The unrest has spread from the flashpoint city of Benghazi, where demonstrations began on Tuesday, to the Mediterranean town of Misrata, just 200 kilometres (120 miles) from Tripoli.
"This is an opposition movement, a separatist movement which threatens the unity of Libya," Kadhafi said in a fiery but rambling speech which blamed Arab and African elements for fomenting the troubles.
"We will take up arms... we will fight to the last bullet," he said. "We will destroy seditious elements. If everybody is armed, it is civil war, we will kill each other."
"Libya is not Egypt, it is not Tunisia," he said, adding that attempts at another "Facebook revolution" would be resisted.
But Saif al-Islam Kadhafi's threats betrayed a note of desperation, and he suggested that the eastern city of Benghazi, Libya's second city, was now out of government control.
"At this moment there are tanks being driven by civilians in Benghazi," he said, insisting the uprising was aimed at installing Islamist rule and that it would be ruthlessly crushed.
And despite the tough talk and finger-wagging, Kadhafi also made some concessions -- pledging a new constitution and liberal laws with more media freedom.
"If you want us to change the flag and national anthem, we will."
He also admitted "mistakes" on the part of the army in containing the riots, saying they were "not trained to contain riots" and were responding to attacks by "people on drugs."

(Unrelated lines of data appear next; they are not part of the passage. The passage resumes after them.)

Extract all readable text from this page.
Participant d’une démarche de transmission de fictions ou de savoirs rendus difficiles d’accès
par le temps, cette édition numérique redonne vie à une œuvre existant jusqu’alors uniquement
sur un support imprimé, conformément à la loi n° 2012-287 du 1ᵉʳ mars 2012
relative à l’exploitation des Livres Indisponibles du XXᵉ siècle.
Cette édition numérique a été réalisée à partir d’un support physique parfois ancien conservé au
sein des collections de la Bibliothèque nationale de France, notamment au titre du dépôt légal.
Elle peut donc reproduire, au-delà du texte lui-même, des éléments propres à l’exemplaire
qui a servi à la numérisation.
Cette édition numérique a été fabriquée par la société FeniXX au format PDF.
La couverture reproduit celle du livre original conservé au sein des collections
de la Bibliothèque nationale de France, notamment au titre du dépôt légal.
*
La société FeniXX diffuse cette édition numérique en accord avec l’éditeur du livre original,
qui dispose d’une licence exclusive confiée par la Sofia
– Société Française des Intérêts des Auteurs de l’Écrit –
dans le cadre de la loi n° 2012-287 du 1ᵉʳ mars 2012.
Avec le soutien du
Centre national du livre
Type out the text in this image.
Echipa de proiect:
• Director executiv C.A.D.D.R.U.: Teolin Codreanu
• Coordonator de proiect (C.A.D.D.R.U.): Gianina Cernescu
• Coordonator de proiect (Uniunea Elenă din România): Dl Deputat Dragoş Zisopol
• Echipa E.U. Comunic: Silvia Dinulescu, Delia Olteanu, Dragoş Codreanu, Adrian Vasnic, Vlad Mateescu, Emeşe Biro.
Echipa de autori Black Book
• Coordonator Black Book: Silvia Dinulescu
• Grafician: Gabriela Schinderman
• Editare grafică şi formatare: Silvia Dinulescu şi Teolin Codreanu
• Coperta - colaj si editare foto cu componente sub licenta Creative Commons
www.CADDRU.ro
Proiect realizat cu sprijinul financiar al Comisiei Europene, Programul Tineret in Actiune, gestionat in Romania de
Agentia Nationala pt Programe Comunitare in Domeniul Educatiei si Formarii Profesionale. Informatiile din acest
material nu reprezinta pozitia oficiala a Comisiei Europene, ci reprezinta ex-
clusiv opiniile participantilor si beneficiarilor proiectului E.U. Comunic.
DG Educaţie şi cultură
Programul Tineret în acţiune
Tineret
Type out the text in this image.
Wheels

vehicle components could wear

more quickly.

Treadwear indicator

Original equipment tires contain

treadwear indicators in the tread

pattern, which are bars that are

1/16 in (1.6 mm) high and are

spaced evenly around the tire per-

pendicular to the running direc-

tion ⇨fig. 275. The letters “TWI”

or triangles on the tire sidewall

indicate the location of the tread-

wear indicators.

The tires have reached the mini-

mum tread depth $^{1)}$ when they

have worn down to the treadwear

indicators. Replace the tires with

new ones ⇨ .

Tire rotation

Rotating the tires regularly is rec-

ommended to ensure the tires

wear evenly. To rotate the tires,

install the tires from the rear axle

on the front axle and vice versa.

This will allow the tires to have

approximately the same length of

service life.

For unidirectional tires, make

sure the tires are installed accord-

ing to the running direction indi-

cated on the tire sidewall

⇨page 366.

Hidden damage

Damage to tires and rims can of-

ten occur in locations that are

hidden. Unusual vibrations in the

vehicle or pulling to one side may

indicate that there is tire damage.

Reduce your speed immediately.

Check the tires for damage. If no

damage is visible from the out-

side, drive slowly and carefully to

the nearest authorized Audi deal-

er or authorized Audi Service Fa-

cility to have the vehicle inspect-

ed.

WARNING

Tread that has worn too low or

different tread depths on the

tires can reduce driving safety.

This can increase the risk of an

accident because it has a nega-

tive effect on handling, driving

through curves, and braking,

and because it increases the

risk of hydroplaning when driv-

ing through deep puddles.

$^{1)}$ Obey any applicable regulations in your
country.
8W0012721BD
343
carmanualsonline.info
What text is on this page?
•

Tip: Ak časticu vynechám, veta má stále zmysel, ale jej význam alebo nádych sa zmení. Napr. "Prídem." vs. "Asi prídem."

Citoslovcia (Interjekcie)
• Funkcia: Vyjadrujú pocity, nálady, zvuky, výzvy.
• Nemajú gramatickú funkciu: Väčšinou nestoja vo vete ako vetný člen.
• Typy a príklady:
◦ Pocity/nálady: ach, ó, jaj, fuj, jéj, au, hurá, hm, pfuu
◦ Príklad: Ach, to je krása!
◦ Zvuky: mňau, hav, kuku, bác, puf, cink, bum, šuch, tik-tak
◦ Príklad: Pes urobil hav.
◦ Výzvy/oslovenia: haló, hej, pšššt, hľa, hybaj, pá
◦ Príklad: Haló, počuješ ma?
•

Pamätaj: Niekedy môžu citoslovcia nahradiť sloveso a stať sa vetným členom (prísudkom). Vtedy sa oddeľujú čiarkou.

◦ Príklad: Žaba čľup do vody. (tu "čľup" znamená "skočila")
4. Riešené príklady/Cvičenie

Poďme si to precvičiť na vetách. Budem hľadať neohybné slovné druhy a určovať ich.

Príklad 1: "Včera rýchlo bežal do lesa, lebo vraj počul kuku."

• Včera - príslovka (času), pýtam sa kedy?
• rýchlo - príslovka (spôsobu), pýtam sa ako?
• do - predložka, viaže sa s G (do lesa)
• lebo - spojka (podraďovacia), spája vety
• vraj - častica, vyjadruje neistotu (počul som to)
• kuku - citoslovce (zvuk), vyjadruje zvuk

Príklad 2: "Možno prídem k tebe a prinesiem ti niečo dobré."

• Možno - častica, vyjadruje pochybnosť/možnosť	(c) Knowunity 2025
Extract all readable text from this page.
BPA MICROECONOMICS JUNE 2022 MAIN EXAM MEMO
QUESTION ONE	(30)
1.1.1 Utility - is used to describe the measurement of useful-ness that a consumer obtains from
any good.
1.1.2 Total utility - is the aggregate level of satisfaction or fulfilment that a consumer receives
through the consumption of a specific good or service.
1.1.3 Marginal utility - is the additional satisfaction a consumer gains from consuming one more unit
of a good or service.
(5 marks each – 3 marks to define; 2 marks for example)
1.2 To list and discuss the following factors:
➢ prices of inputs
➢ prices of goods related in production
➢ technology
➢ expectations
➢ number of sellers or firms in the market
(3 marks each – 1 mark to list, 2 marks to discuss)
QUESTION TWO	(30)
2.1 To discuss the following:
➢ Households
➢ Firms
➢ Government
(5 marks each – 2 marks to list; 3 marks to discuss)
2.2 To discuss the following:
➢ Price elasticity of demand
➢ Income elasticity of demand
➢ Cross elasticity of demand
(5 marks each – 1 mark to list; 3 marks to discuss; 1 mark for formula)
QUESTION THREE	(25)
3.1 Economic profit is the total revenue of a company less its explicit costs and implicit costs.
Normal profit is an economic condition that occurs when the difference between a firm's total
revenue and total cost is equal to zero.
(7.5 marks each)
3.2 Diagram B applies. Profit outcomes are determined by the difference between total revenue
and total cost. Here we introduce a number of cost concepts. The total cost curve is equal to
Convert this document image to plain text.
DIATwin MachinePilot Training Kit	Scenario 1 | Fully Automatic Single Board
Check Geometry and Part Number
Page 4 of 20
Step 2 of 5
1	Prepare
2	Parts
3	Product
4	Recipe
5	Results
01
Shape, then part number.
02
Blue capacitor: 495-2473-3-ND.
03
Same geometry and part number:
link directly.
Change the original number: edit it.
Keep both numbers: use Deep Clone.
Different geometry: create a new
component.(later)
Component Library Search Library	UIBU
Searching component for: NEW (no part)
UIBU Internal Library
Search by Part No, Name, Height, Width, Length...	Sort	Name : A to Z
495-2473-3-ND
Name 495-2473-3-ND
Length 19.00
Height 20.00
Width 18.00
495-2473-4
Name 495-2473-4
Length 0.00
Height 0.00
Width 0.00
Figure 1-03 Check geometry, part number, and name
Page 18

Kadhafi also underscored Libya's vast oil wealth and issued a trenchant warning to foreign companies.
"We have one resource that we live on and that is petrol," he said. "All the foreign companies will be forced to leave the country."
Prime Minister Baghdadi Mahmudi meanwhile told EU ambassadors in Tripoli that there are "very precise plans, destructive and terrorist, that want Libya to become a base for terrorism."
But in a significant crack in the regime's public face, Libya's envoy to the 22-member Arab League announced he was "joining the revolution."
"I have submitted my resignation in protest against the acts of repression and violence against demonstrators and I am joining the ranks of the revolution," Abdel Moneim al-Honi said.
A Libyan diplomat posted in China also resigned and called on the army to intervene in the bloody uprising, the Al-Jazeera news network reported.
The diplomat, Hussein Sadiq al Musrati, also said Kadhafi "may have left Libya" and that there had been a "gunfight" between his sons, the network added, while noting it was unable to confirm those statements.
Musrati is listed as the second secretary in the Libyan mission to Beijing. Embassy staff told AFP on Monday that officials were not available for comment on the report.
In Benghazi, which has borne the brunt of the violence, protests continued, lawyer Mohammed al-Mughrabi told AFP by telephone.
"Lawyers are demonstrating outside the Northern Benghazi court; there are thousands here. We have called it Tahrir Square Two," he said of the Cairo square central to protests that brought down Egyptian president Hosni Mubarak.
Winesses told AFP by telephone that security forces also clashed with anti-regime protesters in Misrata, saying security forces, backed by "African mercenaries," fired on crowds "without discrimination."
The United States and the European Union have strongly condemned the use of lethal force in Libya.
UN chief Ban Ki-moon called for "the non-use of force and respect for basic freedoms" in North African and Middle Eastern countries wracked by mass uprisings after Kadhafi's speech.